I agreed that it would be a horrible idea, and we started to work on how to make that concept a possibility. Initially, the material and equipment that he wanted to use was expensive, and Cookie is very aware of cost and providing an exceptional event on minimal cost to the participants, so the snow sleds and discs that were the original idea had to be scrapped. We decided to hit the local home improvement stores in our respective areas, and it was on the hunt for polypropylene bags that I came across a cement mixing tub. I took a picture and sent it to Cookie, who found them and decided that the larger tubs would make more sense than the smaller tubs.

He purchased his, I purchased mine, and from that point, we began our separate testing of the tubs. And testing began with the best method of securing webbing and 500 paracord to the tubs to turn it into a sled to drag. Initial concept was two holes in the front, but with the structural integrity of the tub with potentially 200 or more pounds in it, two holes in front would see the tub ripped open. My wife was laying down a cement back porch, so I was able to put multiple 60 bags of concrete into the tub and drag it around. Cookie and I found that multiple holes drilled in the front, both sides and back would disperse the pressure along the entire tub, and that holes too close to the top would rip the tub open, so holes more center mass with a weaving of 500 paracord.

I found that with my multitool, I could make two holes every 63 seconds and it took me a little over six minutes to have those drilled through. Dragging the sleds proved to be every bit of a challenge as expected, and it was during this test phase that we figured out how to attach paracord to the ruck, how to make handles for the leashes, whether or not a single connected loop made more sense that two separate leashes, if pushing made more sense than pulling (it didn’t), and at what mile point would the sled collapse. When it did collapse, could it be repaired with duct tape or other materials on hand (yes and yes), and how sound was the repair and would the sled have to be constantly repaired throughout the event (moderately sound, and yes)?

The participant that owned this tub may have regretted their design.

For those who were at HH-87 (Tuxedo), you had the experience of using cardboard turned into shields. As an after action review, I released the proposal video that I submitted to the other Krypteia, explaining the material, how to build the shield, and how it was to be used. And then I released another video where four of us were in my backyard using our cardboard shields to protect against water balloons being thrown at us.

And if anyone knows me, they know I love my towel. And when I first presented it, no one knew what was about to happen with that towel. First SoCal HH12HR, then Dallas HH12HR. The activities with the towel began as a training exercise and is a part of the Rope Program designed by my fitness training company. My friends and clients initially tested out all of the exercises for me during several free weekend group workouts that I hold. This allowed me to ask questions, make notes, and determine best positions and shortcuts. I was able to narrow down the specific muscle groups that I wanted to target and then sequence multiple exercises to achieve the overall goal that I was striving for.

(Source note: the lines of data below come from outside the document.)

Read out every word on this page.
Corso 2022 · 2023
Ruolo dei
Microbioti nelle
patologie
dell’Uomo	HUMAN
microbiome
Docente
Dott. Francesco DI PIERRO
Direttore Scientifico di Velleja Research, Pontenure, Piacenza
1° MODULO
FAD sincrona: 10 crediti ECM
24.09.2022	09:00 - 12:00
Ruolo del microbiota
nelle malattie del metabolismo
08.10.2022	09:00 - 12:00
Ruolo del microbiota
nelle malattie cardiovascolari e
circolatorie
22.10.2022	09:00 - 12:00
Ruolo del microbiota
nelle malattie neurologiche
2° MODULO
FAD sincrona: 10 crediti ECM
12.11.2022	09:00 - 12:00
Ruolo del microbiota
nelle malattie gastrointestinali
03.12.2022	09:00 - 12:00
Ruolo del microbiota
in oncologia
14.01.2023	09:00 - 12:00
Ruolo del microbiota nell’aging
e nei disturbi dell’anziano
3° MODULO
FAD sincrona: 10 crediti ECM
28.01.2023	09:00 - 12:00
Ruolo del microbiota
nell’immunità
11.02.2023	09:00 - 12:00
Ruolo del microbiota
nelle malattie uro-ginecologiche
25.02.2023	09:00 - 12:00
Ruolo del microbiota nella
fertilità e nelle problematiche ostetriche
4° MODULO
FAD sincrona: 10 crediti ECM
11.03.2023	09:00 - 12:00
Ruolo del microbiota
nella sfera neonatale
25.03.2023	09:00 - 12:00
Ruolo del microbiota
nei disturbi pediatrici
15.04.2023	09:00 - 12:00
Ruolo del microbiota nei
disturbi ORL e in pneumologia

Every challenge presented to the endurance participants has been tested, personally, or through a group. Every distance that is to be traveled has been traveled, and traveled more than once, before you even step foot at the start line. The weight that you carry has been carried long before you strapped it to your shoulders, and it has been carried in every manner and possibility to determine effective methods and approaches. Methods, game playing, cheating, teamwork. It has all been assessed and planned for before you even get to try and unveil your great idea at the event. Why do you think Cookie just stares at you and I give you a short, but very evil laugh?

We’ve planned it. We’ve tested it. 
 
 And we’ve done it longer than the twelve hours that you’re going to be doing it in.